Most implied terms are relatively straightforward.
The recent case of Department of Transport v Sparks and others (2016) provides guidance on how terms come to be incorporated by reference. In that case, the terms in question were in a staff handbook.
Terms implied or modified by statute include by way of example: equality clauses in relation to equal pay as between genders; a maximum limit on working time and provision for rest breaks; and a duty to provide a minimum notice of termination.
Terms implied by law on employees include a duty of good fidelity and good faith; a basic duty of confidentiality in respect of highly confidential information and trade secrets; a duty to obey reasonable instructions; and a duty to exercise reasonable care and skill.
Terms implied by law on employers include a duty to provide work and to pay wages; a duty to provide a reasonable opportunity for resolution of grievances; and a duty to provide a suitable working environment.

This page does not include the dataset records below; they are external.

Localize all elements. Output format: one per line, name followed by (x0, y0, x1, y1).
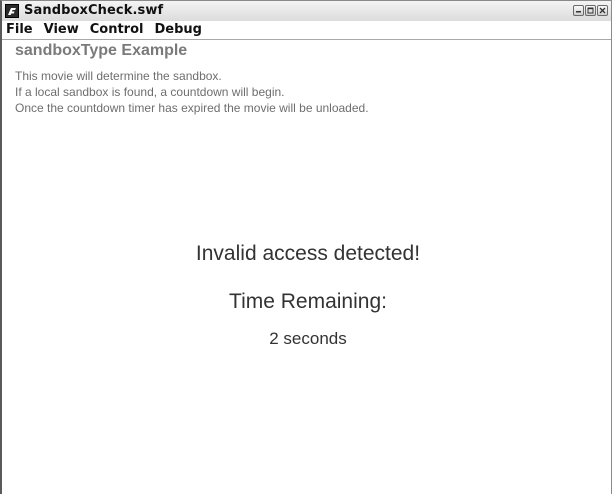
description-line: This movie will determine the sandbox. (15, 69, 222, 83)
window-title: SandboxCheck.swf (24, 3, 164, 18)
menu-view[interactable]: View (39, 21, 85, 39)
title-bar[interactable]: SandboxCheck.swf (2, 1, 611, 22)
menu-debug[interactable]: Debug (149, 21, 207, 39)
description-line: If a local sandbox is found, a countdown… (15, 85, 285, 99)
menu-control[interactable]: Control (85, 21, 150, 39)
time-remaining-label: Time Remaining: (229, 290, 387, 313)
description-line: Once the countdown timer has expired the… (15, 101, 369, 115)
menu-bar: File View Control Debug (2, 21, 611, 40)
close-icon[interactable] (597, 5, 608, 16)
flash-player-icon[interactable] (5, 4, 19, 18)
player-window: SandboxCheck.swf File View Control Debug… (0, 0, 612, 494)
minimize-icon[interactable] (573, 5, 584, 16)
example-heading: sandboxType Example (15, 42, 188, 59)
maximize-icon[interactable] (585, 5, 596, 16)
invalid-access-message: Invalid access detected! (195, 242, 421, 265)
window-controls (573, 5, 608, 16)
time-remaining-value: 2 seconds (269, 329, 347, 348)
menu-file[interactable]: File (2, 21, 39, 39)
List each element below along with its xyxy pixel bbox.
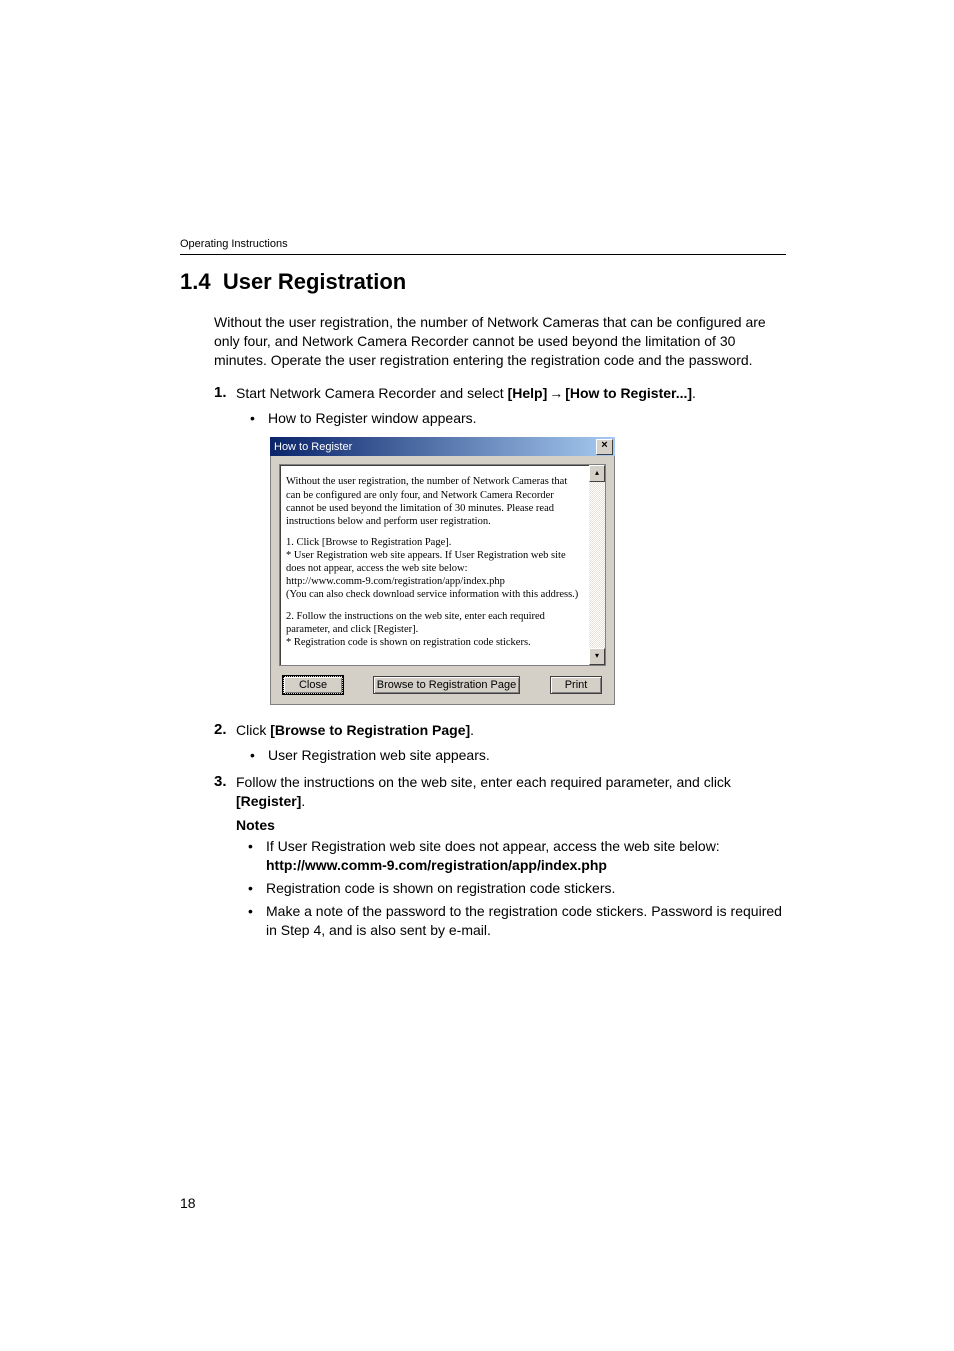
bullet-icon: • <box>250 409 268 428</box>
bullet-icon: • <box>248 879 266 898</box>
page-number: 18 <box>180 1195 196 1211</box>
notes-heading: Notes <box>180 817 786 833</box>
step-number: 1. <box>214 384 236 403</box>
note-2: • Registration code is shown on registra… <box>180 879 786 898</box>
step-body: Start Network Camera Recorder and select… <box>236 384 786 403</box>
scrollbar[interactable]: ▴ ▾ <box>589 465 605 665</box>
intro-paragraph: Without the user registration, the numbe… <box>180 313 786 370</box>
dialog-titlebar: How to Register × <box>270 437 615 456</box>
scroll-track[interactable] <box>589 482 605 648</box>
dialog-textpane: Without the user registration, the numbe… <box>279 464 606 666</box>
scroll-down-icon[interactable]: ▾ <box>589 648 605 665</box>
step-2-bullet: • User Registration web site appears. <box>180 746 786 765</box>
close-button[interactable]: Close <box>283 676 343 694</box>
how-to-register-dialog: How to Register × Without the user regis… <box>270 437 615 705</box>
arrow-icon: → <box>547 384 565 403</box>
step-3: 3. Follow the instructions on the web si… <box>180 773 786 811</box>
note-3: • Make a note of the password to the reg… <box>180 902 786 940</box>
step-body: Click [Browse to Registration Page]. <box>236 721 786 740</box>
section-heading: User Registration <box>223 269 406 294</box>
bullet-icon: • <box>248 837 266 875</box>
bullet-icon: • <box>250 746 268 765</box>
step-1: 1. Start Network Camera Recorder and sel… <box>180 384 786 403</box>
section-title: 1.4 User Registration <box>180 269 786 295</box>
running-header: Operating Instructions <box>180 238 786 250</box>
dialog-title: How to Register <box>274 441 596 453</box>
header-rule <box>180 254 786 255</box>
browse-to-registration-button[interactable]: Browse to Registration Page <box>373 676 520 694</box>
section-number: 1.4 <box>180 269 211 294</box>
print-button[interactable]: Print <box>550 676 602 694</box>
dialog-body: Without the user registration, the numbe… <box>270 456 615 705</box>
step-number: 3. <box>214 773 236 811</box>
close-icon[interactable]: × <box>596 439 613 455</box>
step-body: Follow the instructions on the web site,… <box>236 773 786 811</box>
dialog-button-row: Close Browse to Registration Page Print <box>279 676 606 694</box>
note-1: • If User Registration web site does not… <box>180 837 786 875</box>
dialog-text: Without the user registration, the numbe… <box>280 465 589 665</box>
step-2: 2. Click [Browse to Registration Page]. <box>180 721 786 740</box>
bullet-icon: • <box>248 902 266 940</box>
step-number: 2. <box>214 721 236 740</box>
step-1-bullet: • How to Register window appears. <box>180 409 786 428</box>
scroll-up-icon[interactable]: ▴ <box>589 465 605 482</box>
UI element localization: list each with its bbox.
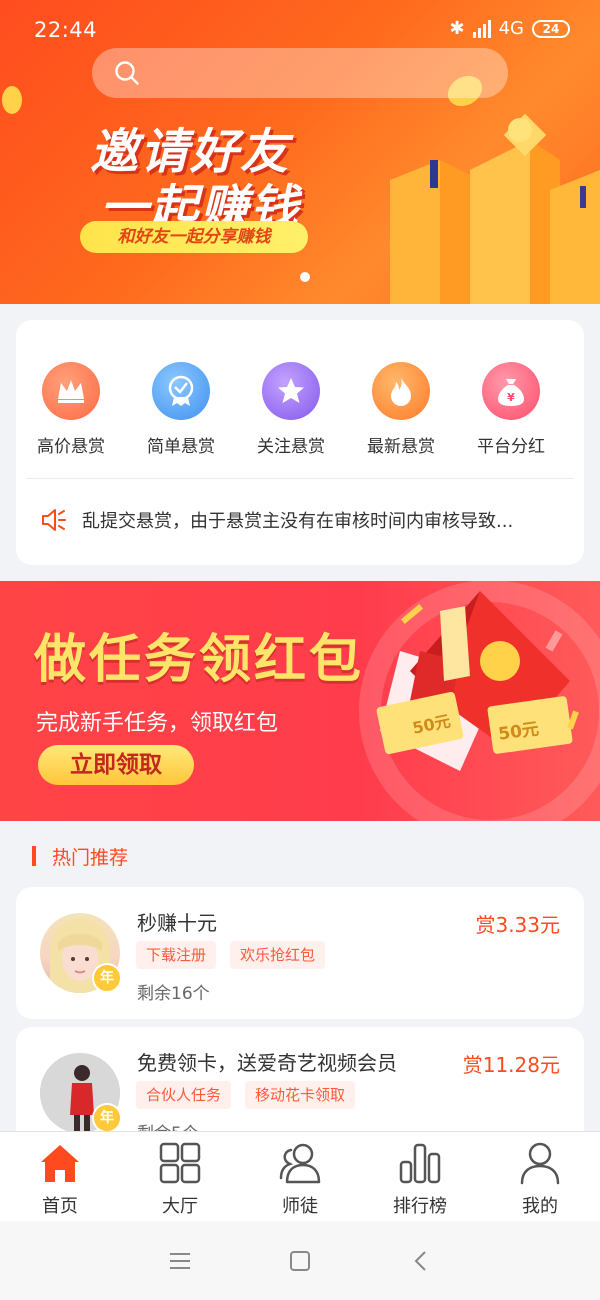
task-title: 免费领卡，送爱奇艺视频会员 [137,1051,397,1075]
category-platform-dividend[interactable]: ¥ 平台分红 [456,362,566,457]
money-bag-icon: ¥ [482,362,540,420]
notice-bar[interactable]: 乱提交悬赏，由于悬赏主没有在审核时间内审核导致... [40,505,560,535]
section-marker [32,846,36,866]
divider [26,478,574,479]
nav-label: 排行榜 [393,1196,447,1217]
users-icon [279,1143,321,1184]
signal-icon [472,19,491,38]
crown-icon [42,362,100,420]
coin-decoration [2,86,22,114]
claim-now-button[interactable]: 立即领取 [38,745,194,785]
task-reward: 赏11.28元 [462,1053,560,1077]
category-label: 高价悬赏 [37,437,105,457]
task-tag: 移动花卡领取 [245,1081,356,1109]
task-tags: 合伙人任务 移动花卡领取 [136,1081,356,1109]
task-remaining: 剩余16个 [137,984,210,1004]
vip-badge: 年 [92,1103,122,1133]
back-icon [414,1250,426,1271]
star-icon [262,362,320,420]
status-icons: ✱ 4G 24 [449,18,570,39]
banner-subtitle-pill: 和好友一起分享赚钱 [80,221,308,253]
user-icon [520,1142,560,1185]
square-icon [290,1250,310,1271]
task-tags: 下载注册 欢乐抢红包 [136,941,326,969]
category-simple-reward[interactable]: 简单悬赏 [126,362,236,457]
nav-label: 我的 [522,1196,558,1217]
nav-label: 师徒 [282,1196,318,1217]
category-latest-reward[interactable]: 最新悬赏 [346,362,456,457]
task-redpacket-banner[interactable]: 50元 50元 做任务领红包 完成新手任务，领取红包 立即领取 [0,581,600,821]
category-label: 平台分红 [477,437,545,457]
back-button[interactable] [400,1241,440,1281]
task-tag: 合伙人任务 [136,1081,232,1109]
app-screen: 22:44 ✱ 4G 24 邀请好友 一起赚钱 和好友一起分享赚钱 高价悬赏 简… [0,0,600,1300]
category-high-reward[interactable]: 高价悬赏 [16,362,126,457]
svg-text:¥: ¥ [507,391,515,404]
vip-badge: 年 [92,963,122,993]
speaker-icon [42,509,66,531]
task-card[interactable]: 年 秒赚十元 赏3.33元 下载注册 欢乐抢红包 剩余16个 [16,887,584,1019]
notice-text: 乱提交悬赏，由于悬赏主没有在审核时间内审核导致... [82,511,514,532]
nav-item-hall[interactable]: 大厅 [120,1132,240,1222]
category-label: 简单悬赏 [147,437,215,457]
category-follow-reward[interactable]: 关注悬赏 [236,362,346,457]
home-button[interactable] [280,1241,320,1281]
home-icon [41,1145,79,1182]
carousel-indicator[interactable] [300,272,310,282]
task-title: 秒赚十元 [137,911,217,935]
nav-item-home[interactable]: 首页 [0,1132,120,1222]
bluetooth-icon: ✱ [449,18,465,39]
nav-label: 首页 [42,1196,78,1217]
flame-icon [372,362,430,420]
category-label: 关注悬赏 [257,437,325,457]
menu-icon [170,1252,190,1269]
category-label: 最新悬赏 [367,437,435,457]
search-input[interactable] [92,48,508,98]
grid-icon [159,1142,201,1184]
task-tag: 欢乐抢红包 [230,941,326,969]
nav-item-mine[interactable]: 我的 [480,1132,600,1222]
promo-title: 做任务领红包 [34,630,365,690]
search-icon [115,61,139,85]
promo-illustration [359,581,600,821]
category-card: 高价悬赏 简单悬赏 关注悬赏 最新悬赏 ¥ 平台分红 乱提交悬赏，由于悬赏主没有… [16,320,584,565]
battery-icon: 24 [532,19,570,38]
bottom-nav: 首页 大厅 师徒 排行榜 我的 [0,1131,600,1221]
system-nav-bar [0,1221,600,1300]
invite-banner[interactable]: 22:44 ✱ 4G 24 邀请好友 一起赚钱 和好友一起分享赚钱 [0,0,600,304]
check-badge-icon [152,362,210,420]
promo-subtitle: 完成新手任务，领取红包 [36,711,279,736]
task-reward: 赏3.33元 [475,913,560,937]
section-title: 热门推荐 [52,847,129,869]
nav-label: 大厅 [162,1196,198,1217]
bar-chart-icon [399,1143,441,1184]
status-time: 22:44 [34,18,98,42]
nav-item-ranking[interactable]: 排行榜 [360,1132,480,1222]
menu-button[interactable] [160,1241,200,1281]
task-tag: 下载注册 [136,941,217,969]
network-type: 4G [498,18,524,39]
category-grid: 高价悬赏 简单悬赏 关注悬赏 最新悬赏 ¥ 平台分红 [16,362,584,457]
banner-illustration [390,113,600,304]
nav-item-mentor[interactable]: 师徒 [240,1132,360,1222]
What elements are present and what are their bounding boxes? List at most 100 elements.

However, an implied term which is known to be thorny is the implied duty of mutual trust and confidence. It is accepted law that an employer or an employee must not, “without reasonable and proper cause, conduct itself in a manner calculated and likely to destroy or seriously damage the relationship of trust and confidence” that exists between them. So we understand it should not be damaged, but what is it? There is no fixed definition of what the duty consists of. Whether particular behaviour will breach the duty in any particular case is a matter of fact. It is nevertheless important to understand when the duty may be breached as any breach is considered to be fundamental (i.e. repudiatory) entitling the injured party to accept the breach as terminating the employment contract. If the injured party is the employee that could then give rise to claim for constructive unfair dismissal.
The duty is conveniently illustrated by the case law in which it has been found to be breached.
Breach of trust and confidence is more commonly alleged against employers and has included:
- conducting business in a corrupt and dishonest way (resulting in damages to an employee’s future employment prospects);
- capricious or inequitable behaviour in respect of remuneration;
- spurious disciplinary allegations;
- failure to provide an impartial grievance process;
- written or verbal negative comments about an employee without reasonable and proper cause;
- making a job impossible to perform.
On occasion there have also been cases where an employee has been guilty of a breach of trust and confidence entitling the employer to consider the employment terminated:
- by forwarding pornographic images to third parties from a work email address;
- (and in if this was not obvious) wrongly exaggerating sickness (in the recent EAT case of Metroline West v Ajaj (2016)).
The point being made is that it is possible for an employer or an employee to abide by the strict wording of their contract of employment, yet be in breach of it if it engages in inappropriate behaviour that is intended to or has the effect of destroying or seriously damaging employer/employee trust, without proper cause. Employment contracts are made up of more than just the written document.